She had eyes as dark as jade, and just as gentle. Her perfume carried the musk of last night’s passion. Her raven hair was shot through with a single ashen streak, the striking legacy of some childhood injury. Her name was Tracy Tzu, and she was stunning. And his. The very thought made Ho feel giddy.

“I won’t lie,” Ho announced, removing his cufflinks and rolling his sleeves, “I’ve been looking forward to this all day.”

She laughed with the gentle sound of chiming glass. “What, you lusted for Huang Ji’s wanton noodles?”

“Not exactly,” Ho chuckled, even as he savoured a mouthful of sweet-tomato noodles. “I was looking forward to ‘us’ time.”

“We had plenty of that last night,” Tracy gave a meaningful nudge with her foot beneath the table, only to shiver abruptly. She quickly shovelled Hainanese chicken rice from her bowl, digging deep for its warmth.

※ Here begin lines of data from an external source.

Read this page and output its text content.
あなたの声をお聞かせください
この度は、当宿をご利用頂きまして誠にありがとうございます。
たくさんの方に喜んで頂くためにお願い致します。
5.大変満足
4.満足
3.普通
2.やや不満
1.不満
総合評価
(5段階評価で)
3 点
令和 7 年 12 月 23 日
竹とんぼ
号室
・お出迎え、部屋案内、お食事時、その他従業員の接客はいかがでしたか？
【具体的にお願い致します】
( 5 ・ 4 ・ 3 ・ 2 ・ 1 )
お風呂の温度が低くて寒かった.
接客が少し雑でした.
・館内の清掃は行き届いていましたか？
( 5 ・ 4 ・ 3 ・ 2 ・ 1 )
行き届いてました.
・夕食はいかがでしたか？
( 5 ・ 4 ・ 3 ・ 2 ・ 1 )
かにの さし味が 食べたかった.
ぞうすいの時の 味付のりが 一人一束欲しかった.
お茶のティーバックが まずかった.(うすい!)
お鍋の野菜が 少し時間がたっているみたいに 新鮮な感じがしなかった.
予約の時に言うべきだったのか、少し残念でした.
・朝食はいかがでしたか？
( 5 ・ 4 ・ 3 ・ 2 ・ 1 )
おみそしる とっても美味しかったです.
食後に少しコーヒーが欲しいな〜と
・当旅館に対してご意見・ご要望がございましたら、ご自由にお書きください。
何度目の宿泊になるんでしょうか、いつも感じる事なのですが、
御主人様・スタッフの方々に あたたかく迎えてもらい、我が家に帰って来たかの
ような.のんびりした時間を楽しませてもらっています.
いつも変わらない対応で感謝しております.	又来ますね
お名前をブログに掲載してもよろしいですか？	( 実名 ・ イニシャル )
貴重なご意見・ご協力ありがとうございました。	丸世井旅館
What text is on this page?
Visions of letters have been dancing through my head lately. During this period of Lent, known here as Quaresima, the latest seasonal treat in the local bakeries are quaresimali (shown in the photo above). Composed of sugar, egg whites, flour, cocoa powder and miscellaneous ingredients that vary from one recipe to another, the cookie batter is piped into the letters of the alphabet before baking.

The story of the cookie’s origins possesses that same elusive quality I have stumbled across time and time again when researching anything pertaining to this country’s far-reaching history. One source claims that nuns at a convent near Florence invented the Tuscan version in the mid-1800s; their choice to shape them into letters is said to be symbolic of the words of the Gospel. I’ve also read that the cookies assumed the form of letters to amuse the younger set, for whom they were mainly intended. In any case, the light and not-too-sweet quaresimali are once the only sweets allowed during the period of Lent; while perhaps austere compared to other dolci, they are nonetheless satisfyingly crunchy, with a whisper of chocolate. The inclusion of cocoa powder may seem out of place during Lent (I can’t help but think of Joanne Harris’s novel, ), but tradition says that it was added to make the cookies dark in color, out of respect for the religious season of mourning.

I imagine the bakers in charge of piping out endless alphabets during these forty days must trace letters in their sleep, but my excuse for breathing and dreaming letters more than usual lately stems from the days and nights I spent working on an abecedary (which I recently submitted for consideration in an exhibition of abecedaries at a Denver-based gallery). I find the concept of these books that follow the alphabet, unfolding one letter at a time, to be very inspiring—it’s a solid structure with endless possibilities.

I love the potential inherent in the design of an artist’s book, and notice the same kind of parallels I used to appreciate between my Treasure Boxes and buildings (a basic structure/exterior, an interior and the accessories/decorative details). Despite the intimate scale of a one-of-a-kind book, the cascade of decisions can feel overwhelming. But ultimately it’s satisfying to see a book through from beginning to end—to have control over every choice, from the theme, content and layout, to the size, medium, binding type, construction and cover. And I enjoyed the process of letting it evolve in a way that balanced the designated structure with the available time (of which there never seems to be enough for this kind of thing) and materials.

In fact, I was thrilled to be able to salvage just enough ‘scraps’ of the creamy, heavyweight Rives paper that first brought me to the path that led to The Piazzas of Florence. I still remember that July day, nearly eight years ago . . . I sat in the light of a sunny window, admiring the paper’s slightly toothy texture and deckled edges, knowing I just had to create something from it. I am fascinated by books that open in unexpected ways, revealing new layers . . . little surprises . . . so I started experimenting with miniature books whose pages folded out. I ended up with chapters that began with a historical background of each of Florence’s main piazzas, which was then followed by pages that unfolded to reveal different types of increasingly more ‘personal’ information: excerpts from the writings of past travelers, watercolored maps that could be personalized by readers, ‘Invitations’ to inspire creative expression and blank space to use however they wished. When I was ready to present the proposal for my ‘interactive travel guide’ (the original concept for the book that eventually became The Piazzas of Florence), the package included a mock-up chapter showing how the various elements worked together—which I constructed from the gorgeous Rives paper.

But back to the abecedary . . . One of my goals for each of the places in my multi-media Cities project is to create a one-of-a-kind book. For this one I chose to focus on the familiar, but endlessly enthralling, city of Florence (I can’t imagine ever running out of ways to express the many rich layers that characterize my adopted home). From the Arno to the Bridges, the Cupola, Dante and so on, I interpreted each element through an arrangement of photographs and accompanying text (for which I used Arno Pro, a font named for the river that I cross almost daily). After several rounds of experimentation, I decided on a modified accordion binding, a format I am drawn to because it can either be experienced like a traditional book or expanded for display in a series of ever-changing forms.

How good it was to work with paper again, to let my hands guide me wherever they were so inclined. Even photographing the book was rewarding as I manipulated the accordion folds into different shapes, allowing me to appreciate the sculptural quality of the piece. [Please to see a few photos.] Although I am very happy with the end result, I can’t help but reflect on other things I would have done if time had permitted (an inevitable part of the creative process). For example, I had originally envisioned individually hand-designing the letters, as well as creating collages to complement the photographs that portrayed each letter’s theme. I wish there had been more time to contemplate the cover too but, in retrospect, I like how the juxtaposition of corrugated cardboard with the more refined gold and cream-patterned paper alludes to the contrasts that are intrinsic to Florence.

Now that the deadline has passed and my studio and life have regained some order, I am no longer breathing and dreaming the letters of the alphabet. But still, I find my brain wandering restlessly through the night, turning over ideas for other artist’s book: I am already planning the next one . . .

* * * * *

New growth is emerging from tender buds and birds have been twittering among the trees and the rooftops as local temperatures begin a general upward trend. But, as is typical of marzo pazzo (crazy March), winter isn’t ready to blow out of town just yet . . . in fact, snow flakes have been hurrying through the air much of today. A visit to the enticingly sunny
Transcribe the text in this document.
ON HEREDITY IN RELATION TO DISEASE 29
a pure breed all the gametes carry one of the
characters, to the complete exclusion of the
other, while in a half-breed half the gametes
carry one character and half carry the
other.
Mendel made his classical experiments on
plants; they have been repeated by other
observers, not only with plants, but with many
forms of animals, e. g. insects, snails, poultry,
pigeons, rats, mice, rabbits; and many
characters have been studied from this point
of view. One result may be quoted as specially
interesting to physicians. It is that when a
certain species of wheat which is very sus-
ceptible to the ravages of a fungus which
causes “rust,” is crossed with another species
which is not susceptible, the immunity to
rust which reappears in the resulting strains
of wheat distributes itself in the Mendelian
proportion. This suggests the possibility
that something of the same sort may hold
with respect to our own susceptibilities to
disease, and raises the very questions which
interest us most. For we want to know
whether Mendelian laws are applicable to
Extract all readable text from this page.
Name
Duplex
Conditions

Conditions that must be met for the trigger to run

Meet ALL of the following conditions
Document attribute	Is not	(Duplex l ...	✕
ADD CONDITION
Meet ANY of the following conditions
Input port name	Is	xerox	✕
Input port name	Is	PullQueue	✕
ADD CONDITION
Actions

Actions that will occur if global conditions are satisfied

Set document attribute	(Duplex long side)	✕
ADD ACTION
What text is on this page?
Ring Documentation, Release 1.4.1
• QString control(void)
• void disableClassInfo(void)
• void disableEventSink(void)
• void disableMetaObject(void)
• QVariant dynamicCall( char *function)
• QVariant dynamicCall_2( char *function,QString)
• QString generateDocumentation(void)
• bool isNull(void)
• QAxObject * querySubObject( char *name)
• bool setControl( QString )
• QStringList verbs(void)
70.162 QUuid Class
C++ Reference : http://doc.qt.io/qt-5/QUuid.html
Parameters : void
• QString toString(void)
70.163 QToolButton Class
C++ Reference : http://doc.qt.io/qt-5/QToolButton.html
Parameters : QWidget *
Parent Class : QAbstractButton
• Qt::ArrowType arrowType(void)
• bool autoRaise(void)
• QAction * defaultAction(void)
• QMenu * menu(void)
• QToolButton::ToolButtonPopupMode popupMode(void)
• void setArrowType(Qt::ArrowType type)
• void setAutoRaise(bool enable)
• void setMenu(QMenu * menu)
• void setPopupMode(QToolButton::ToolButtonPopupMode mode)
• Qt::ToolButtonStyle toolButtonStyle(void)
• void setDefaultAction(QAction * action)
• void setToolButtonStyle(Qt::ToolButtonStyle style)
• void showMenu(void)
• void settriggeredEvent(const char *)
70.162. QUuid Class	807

“You can’t be cold, surely?”

Tracy nodded; cheeks stuffed. Singapore had no winter that the northern hemisphere would recognise, and at 22 Celsius this was as close as it got. But the food centre had no walls, and the rain outside carried a faint chill. Ho smiled, reminiscing, absent-mindedly spooning his noodles. 

“You’re making me think of London last December,” Ho smiled, “back at the Hyde Park Christmas wonderland. You would get your hands in the sleeves of my sweater and keep stealing my warmth.” What Ho left unsaid was how his pulse would quicken and his breath would catch at the very touch of her skin; how he would taste temptation – a heady flavour, at the back of the throat, rich in forbidden promise. She flashed him a smile, her row of teeth as white as fresh porcelain.

“I could do with that about now. Where’s your sweater when I need it?”

“There’s other ways to get you warm.”

“True. But aren’t you needed elsewhere tonight?”

 

Ho shrugged, smiling, without realising he rubbed his wedding ring, weighing down his hand with guilt. Though he had long-since forgotten, there was a name carved on the interior surface: it was not Tracy.

 

 “Anyway,” Tzu announced, swallowing her rice. “There’s something I need your help with. My team – financial investigations – are dull as sin. And working as a contractor to the FCO?” she referred to the Foreign & Commonwealth Office, making a sour face, “there’s no job security to it. I’d rather you sorted a transfer for me. A C4 posting in your team. Ministry of Defence Higher Executive Officer. That’d do nicely.”

“Is that so?”

“Better pay.” She winked lasciviously. “And besides, we’d get more us-time.”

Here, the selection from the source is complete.